Of course, nobody in their right mind would ever do this (except, perhaps, one or two of The Apprentice candidates) and yet it regularly happens on the Internet.
Without visitors your website could end up being the internet’s best kept secret. Visitors are the life-blood of any website; the more visitors, the more sales and enquiries. However, over the years I have come into contact with businesses which build a website and then, rather strangely, do nothing to promote it. Maybe this is because some people view a website as a form of marketing in its own right. However, websites are unusual in that they need the support of other marketing methods to generate and sustain traffic to them.
In order to explain this I need the help of some ancient Greeks:
A marketing expert called Jay Abrahams suggested that successful businesses are structured like the Parthenon in Greece with the roofline being the business and numerous marketing methods being the pillars supporting it. He suggested that any business which relies entirely on one marketing tactic (or pillar) would be ‘at significant risk’ if that marketing approach were ever to dry up or become unprofitable.
So, the most effective way to support any business is to have several pillars of marketing supporting it. Conventional marketing pillars could be; direct mail, leaflets, advertising, word–of–mouth, etc.. Having several marketing pillars means you are testing multiple approaches which will inevitably lead to more customers than if you were solely reliant on one.
The same logic applies to your website. In order for it to be successful it to must have multiple pillars (or traffic generating methods) supporting it. For example, search engine optimisation, pay-per-click advertising, joint ventures, affiliation with other organisations, blogging, engaging in forums, optimising your off–line marketing, using social marketing and so forth.
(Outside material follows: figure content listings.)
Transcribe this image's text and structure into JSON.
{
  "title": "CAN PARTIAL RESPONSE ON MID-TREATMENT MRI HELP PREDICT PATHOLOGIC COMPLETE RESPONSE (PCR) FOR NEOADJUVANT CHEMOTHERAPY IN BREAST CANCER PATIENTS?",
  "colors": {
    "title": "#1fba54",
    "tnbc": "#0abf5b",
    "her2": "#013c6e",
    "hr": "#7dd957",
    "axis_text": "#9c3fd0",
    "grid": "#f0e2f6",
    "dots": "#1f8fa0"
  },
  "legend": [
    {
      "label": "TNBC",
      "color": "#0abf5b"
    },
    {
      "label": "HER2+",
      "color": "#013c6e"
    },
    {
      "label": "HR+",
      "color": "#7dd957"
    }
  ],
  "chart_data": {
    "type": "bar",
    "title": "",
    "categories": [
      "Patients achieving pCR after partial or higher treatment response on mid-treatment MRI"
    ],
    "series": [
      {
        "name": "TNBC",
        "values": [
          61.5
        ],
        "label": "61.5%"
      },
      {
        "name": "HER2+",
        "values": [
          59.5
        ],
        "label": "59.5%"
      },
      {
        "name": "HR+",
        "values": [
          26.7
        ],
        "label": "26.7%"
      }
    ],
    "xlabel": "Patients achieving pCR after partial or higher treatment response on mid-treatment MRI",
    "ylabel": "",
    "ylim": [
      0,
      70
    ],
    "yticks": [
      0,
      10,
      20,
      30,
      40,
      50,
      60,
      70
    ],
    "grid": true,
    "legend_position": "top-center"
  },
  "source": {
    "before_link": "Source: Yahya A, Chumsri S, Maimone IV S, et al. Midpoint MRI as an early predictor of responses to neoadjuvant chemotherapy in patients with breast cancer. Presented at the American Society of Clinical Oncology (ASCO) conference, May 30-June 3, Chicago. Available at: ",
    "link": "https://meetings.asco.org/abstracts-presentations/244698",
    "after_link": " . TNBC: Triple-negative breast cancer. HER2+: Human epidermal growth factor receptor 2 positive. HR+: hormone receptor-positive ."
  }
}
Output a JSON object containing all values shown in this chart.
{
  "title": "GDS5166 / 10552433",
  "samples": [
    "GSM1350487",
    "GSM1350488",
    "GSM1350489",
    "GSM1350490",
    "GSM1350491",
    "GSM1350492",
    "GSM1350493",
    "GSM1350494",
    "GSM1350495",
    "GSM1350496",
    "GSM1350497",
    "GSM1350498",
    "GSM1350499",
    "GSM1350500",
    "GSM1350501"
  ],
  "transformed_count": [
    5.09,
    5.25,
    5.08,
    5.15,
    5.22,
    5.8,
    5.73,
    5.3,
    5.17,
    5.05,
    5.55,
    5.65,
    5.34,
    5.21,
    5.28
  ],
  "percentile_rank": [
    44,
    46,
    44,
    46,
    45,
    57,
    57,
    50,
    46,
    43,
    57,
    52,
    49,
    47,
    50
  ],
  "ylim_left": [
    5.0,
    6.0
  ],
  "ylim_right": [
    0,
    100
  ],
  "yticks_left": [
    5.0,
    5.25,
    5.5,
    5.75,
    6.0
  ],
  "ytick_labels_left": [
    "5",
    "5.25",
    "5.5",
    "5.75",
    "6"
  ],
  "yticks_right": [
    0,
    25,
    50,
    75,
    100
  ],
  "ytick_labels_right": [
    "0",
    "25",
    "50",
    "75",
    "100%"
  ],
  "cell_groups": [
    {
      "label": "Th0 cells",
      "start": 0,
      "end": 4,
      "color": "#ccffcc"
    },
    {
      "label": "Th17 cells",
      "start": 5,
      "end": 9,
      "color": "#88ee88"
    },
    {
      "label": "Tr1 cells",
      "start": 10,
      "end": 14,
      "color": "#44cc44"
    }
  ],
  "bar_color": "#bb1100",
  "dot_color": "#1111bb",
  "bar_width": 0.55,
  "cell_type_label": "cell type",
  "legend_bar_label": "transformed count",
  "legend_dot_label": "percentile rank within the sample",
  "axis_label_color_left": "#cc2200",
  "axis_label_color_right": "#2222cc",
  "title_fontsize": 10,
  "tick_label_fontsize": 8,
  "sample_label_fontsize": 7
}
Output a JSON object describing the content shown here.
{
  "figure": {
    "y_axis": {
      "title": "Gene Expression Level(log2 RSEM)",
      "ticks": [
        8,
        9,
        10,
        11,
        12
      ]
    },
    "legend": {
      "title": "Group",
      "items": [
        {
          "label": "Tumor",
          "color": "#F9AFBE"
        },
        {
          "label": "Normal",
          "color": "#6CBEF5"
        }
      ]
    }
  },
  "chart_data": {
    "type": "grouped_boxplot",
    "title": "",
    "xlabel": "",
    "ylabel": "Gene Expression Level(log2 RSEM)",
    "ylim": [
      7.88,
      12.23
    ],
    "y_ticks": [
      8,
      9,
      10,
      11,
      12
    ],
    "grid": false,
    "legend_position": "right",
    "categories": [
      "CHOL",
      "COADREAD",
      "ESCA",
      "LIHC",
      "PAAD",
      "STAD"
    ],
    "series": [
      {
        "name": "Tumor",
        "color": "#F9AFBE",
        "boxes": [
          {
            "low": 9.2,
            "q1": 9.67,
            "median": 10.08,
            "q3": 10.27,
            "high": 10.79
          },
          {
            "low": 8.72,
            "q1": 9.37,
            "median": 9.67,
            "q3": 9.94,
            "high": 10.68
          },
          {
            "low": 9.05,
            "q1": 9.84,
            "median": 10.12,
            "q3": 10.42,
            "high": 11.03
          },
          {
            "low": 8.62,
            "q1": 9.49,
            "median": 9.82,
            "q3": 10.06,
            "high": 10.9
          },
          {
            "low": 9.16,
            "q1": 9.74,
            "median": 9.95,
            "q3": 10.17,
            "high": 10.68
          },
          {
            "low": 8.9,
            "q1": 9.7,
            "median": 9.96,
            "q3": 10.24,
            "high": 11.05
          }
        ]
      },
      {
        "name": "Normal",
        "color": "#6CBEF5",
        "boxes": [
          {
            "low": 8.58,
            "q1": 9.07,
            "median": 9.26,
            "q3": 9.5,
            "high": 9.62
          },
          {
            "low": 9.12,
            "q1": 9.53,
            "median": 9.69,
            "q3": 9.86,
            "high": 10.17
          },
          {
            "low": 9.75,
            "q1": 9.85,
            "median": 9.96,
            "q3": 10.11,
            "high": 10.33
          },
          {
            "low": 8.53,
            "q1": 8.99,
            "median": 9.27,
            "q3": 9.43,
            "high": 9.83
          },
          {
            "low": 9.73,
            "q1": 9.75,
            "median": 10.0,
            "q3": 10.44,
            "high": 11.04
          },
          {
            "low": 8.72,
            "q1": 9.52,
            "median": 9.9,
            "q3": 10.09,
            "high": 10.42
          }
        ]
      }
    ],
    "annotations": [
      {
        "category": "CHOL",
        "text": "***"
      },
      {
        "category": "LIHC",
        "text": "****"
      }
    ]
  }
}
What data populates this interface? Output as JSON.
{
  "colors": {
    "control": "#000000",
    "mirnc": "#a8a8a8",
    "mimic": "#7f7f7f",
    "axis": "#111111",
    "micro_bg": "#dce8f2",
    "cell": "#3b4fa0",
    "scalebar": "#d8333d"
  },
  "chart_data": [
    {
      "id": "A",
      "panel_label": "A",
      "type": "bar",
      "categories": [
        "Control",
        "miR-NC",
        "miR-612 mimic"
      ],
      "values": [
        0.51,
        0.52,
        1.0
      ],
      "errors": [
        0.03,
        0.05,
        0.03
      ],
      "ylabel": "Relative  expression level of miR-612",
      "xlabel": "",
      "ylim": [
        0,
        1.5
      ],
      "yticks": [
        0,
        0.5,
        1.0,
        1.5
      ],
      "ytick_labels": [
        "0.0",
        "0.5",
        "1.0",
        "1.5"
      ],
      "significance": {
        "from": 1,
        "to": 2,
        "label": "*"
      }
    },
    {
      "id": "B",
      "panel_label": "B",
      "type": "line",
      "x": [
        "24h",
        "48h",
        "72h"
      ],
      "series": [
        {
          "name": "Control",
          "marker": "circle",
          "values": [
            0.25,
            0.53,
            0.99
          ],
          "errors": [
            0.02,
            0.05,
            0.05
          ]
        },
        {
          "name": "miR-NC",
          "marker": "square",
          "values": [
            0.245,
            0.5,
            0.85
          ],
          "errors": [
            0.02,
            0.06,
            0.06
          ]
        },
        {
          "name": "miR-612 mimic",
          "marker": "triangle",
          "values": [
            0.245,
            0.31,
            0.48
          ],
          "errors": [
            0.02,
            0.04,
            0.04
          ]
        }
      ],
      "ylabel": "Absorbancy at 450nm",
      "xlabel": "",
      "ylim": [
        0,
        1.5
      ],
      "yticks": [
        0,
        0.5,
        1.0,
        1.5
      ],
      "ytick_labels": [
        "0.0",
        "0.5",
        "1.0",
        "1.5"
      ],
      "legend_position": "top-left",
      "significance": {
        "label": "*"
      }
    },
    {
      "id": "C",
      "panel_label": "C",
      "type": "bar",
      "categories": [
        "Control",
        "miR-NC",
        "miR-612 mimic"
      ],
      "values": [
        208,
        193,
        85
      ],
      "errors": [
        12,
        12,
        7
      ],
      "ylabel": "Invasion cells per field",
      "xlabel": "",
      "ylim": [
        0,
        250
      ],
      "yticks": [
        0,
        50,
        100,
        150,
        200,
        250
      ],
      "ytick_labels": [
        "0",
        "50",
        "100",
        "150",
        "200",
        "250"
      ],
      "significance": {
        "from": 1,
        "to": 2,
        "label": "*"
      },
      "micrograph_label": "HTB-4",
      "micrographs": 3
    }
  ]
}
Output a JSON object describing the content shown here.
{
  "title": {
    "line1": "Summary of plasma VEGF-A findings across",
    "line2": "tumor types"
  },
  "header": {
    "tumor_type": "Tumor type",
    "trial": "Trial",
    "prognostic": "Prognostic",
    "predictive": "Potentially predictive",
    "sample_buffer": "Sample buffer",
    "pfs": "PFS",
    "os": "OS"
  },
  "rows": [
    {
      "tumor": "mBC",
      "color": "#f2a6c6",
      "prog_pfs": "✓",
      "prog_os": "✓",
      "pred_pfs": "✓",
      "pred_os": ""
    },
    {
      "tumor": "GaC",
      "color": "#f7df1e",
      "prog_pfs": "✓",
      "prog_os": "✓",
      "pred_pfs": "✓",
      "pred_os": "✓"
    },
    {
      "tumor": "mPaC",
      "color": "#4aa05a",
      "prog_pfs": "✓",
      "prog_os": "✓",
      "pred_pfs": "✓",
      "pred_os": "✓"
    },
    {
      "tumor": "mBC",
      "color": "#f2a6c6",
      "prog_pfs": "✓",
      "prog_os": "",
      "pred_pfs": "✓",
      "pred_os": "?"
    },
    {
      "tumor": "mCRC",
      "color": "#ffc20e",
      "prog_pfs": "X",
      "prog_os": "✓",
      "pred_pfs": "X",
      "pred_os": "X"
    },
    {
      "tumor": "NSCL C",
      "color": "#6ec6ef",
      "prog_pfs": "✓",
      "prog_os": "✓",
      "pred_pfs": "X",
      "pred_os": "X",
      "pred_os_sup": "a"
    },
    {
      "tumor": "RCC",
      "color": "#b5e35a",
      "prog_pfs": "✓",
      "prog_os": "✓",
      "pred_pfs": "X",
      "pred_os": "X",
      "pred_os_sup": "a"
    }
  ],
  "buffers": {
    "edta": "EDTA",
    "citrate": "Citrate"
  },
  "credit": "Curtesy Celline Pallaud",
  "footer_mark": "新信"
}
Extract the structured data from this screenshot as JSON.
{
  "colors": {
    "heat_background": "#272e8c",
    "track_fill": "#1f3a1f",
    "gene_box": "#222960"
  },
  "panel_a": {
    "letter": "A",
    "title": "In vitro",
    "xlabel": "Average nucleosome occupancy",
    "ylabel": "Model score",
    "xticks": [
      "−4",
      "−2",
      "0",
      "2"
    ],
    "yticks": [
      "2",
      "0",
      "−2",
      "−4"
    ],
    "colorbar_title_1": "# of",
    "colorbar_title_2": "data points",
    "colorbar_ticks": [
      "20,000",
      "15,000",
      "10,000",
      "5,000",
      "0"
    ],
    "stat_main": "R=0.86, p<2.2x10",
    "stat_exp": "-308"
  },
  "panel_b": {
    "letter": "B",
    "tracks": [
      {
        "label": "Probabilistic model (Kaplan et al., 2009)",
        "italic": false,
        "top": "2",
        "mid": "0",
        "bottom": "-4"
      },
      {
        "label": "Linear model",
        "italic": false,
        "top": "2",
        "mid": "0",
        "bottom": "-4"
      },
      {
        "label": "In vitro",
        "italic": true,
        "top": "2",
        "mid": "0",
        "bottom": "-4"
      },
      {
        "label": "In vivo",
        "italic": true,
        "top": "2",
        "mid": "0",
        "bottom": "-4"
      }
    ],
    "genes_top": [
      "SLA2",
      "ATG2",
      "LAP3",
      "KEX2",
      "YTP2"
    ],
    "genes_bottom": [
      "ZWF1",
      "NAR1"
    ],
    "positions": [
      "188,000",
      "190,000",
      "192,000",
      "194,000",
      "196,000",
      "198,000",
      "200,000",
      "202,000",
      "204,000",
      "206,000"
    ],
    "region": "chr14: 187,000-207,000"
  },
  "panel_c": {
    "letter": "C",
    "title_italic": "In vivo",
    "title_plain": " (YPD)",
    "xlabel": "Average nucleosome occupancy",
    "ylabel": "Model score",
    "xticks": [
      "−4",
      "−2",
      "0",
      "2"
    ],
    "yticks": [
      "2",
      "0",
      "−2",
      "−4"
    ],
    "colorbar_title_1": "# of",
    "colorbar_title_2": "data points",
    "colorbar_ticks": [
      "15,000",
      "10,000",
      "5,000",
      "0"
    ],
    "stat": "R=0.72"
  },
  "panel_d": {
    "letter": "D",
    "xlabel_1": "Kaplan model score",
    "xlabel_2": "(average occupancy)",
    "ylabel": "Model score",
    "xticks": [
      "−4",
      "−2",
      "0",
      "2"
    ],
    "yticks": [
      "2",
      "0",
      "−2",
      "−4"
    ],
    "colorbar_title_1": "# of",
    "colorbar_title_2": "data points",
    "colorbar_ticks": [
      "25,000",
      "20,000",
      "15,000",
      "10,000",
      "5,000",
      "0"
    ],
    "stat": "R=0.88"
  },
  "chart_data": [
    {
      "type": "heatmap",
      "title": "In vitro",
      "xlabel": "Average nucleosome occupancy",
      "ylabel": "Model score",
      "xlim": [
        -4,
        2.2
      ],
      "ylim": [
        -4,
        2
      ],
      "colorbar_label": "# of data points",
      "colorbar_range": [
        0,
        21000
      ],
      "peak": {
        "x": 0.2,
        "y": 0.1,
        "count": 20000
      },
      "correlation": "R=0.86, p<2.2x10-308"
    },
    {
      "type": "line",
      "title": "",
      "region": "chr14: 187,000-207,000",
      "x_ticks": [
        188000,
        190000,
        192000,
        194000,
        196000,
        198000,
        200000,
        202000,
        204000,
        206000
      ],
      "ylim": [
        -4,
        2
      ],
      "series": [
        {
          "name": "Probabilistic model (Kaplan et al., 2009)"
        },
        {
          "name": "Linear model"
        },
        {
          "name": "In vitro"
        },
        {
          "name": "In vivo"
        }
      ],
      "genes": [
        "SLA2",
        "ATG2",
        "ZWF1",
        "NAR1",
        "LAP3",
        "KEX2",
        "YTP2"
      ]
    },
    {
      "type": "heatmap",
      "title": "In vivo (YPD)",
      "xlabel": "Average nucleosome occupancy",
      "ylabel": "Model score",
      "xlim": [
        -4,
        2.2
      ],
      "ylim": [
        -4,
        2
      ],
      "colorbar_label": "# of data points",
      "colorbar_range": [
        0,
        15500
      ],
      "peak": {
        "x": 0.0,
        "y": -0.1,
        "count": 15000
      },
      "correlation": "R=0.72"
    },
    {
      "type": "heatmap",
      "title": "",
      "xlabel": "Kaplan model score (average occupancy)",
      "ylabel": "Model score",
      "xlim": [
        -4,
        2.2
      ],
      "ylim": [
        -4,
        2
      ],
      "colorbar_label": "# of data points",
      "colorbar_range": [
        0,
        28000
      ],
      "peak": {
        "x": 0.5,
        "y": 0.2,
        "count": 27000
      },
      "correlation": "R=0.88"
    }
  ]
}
The trick is to make sure that you are testing at least five or six different pillars at the same time. Some of them will fail, some will be just ‘okay’ (providing you with bread–and–butter traffic) but some will create exceptional results. Unfortunately, there is no way to know which pillar will work best in your organisation – you can only find this out through experimentation. (Have a look at my previous blog post on testing if you’d like to know more.)
Put simply, the more pillars of marketing you have supporting your website then the more traffic (and most importantly, customers) you will gain.